On Monday of this week we received tips from some of our fabulous costume character performers on how to safely hire a costumed character for your party. This, plus a recent trip to Disneyland got me thinking about children I've know and their diverse reactions to "characters." If your child has been invited to a party that may feature a costume character, or you're planning on hosting one, here are some tips for making sure all goes smoothly, with the child half of the equation. Characters in costume, especially those with covered heads, are a fairly common fear for young children. For children under the age of four, it's best to avoid a character in costume, unless you can see the person's real face. For older children, make sure that your child has had some positive exposure to a costumed character before hiring one.

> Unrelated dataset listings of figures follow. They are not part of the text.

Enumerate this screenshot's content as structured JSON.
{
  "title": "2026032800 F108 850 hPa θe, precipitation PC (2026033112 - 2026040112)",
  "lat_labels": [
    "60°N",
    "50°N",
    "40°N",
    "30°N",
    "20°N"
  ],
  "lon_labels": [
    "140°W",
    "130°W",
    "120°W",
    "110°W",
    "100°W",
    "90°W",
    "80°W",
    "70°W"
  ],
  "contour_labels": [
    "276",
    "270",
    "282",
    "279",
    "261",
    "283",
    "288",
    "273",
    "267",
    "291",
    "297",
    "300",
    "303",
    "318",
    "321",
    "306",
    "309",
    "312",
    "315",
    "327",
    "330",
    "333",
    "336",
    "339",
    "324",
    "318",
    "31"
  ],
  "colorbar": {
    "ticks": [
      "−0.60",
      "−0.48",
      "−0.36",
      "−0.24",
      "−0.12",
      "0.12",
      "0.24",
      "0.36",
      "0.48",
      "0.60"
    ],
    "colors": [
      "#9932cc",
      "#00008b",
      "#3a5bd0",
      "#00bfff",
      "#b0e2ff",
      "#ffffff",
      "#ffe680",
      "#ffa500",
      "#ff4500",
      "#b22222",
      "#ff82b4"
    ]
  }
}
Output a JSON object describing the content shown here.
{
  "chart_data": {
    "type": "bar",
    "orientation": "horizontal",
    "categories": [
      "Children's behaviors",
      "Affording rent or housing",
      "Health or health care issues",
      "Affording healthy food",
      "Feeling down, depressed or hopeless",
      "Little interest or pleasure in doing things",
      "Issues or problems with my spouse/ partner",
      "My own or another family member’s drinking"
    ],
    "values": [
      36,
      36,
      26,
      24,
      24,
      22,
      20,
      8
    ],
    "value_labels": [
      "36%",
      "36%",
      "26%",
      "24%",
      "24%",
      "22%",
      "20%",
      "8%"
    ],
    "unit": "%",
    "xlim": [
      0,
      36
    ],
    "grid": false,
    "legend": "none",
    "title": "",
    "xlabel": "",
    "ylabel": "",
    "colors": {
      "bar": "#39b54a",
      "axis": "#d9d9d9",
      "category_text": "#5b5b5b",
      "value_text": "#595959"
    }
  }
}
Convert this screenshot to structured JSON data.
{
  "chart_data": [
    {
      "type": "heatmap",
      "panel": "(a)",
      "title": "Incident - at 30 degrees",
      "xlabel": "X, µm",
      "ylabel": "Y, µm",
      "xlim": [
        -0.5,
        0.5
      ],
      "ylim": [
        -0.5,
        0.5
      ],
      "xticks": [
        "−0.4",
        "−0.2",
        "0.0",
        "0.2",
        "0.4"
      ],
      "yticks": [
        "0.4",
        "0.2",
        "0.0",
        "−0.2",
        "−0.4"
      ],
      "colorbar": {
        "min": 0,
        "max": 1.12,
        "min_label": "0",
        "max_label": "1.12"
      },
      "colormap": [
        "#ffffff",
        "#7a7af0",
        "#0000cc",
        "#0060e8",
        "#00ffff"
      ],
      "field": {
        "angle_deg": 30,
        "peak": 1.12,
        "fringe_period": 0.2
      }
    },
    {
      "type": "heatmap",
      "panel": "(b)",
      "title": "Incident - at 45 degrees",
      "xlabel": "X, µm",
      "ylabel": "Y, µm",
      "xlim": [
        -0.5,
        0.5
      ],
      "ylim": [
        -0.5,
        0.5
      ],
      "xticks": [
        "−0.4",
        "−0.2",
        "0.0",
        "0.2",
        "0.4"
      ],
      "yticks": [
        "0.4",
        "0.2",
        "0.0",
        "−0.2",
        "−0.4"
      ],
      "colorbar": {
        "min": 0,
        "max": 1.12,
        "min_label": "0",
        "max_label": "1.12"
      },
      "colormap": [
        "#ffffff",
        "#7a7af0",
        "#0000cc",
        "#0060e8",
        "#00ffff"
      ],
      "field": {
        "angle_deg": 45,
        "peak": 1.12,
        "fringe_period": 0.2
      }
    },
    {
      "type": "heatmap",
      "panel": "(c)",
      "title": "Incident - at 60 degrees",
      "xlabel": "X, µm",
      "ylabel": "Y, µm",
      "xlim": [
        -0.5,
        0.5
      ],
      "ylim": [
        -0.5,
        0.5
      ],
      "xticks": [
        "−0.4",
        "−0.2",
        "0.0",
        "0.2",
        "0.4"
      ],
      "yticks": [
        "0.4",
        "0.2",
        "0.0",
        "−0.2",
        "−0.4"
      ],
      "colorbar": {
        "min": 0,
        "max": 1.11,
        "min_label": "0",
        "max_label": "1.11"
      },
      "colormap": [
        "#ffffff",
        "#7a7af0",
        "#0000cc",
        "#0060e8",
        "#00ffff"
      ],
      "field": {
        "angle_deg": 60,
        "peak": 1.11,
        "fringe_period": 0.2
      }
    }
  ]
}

If you are hiring a princess or other costume character for a young child, make sure to let other parents know on the invitation by stating that "A Princess will be stopping by" or "We're expecting a special visit from a certain Exploring Girl." This will give the other parents time to prepare their children for the visit.
If your child is invited to a party with a costumed character, and you know that he or she is likely to be afraid, ask the host if you can stay at the party. The host can give you a warning before the "special guest" arrives and you and your child can retreat to a quiet place where he or she can watch the action without coming to close to the costumed character. Any professional performer will recognize that your child does not want to be approached. You may be surprised though, your child may be afraid of characters in large open areas like grocery stores or amusement parks, but may feel more comfortable in a friend's house. If you are unsure about how afraid your child may or may not be, try to prepare him or her before the party. Mention that there will be a visit from someone in a costume. Remind him or her of how much fun it is to dress up on Halloween. If your child has positive experience with department store Santas or Easter Bunnies, consider using the same explanations and preparations you use for them. For example, explain that this isn't the real character but that he's dressed like the real character.
Remember, hiring a professional character performer who knows how to handle nervous children will help alleviate many problems before they start!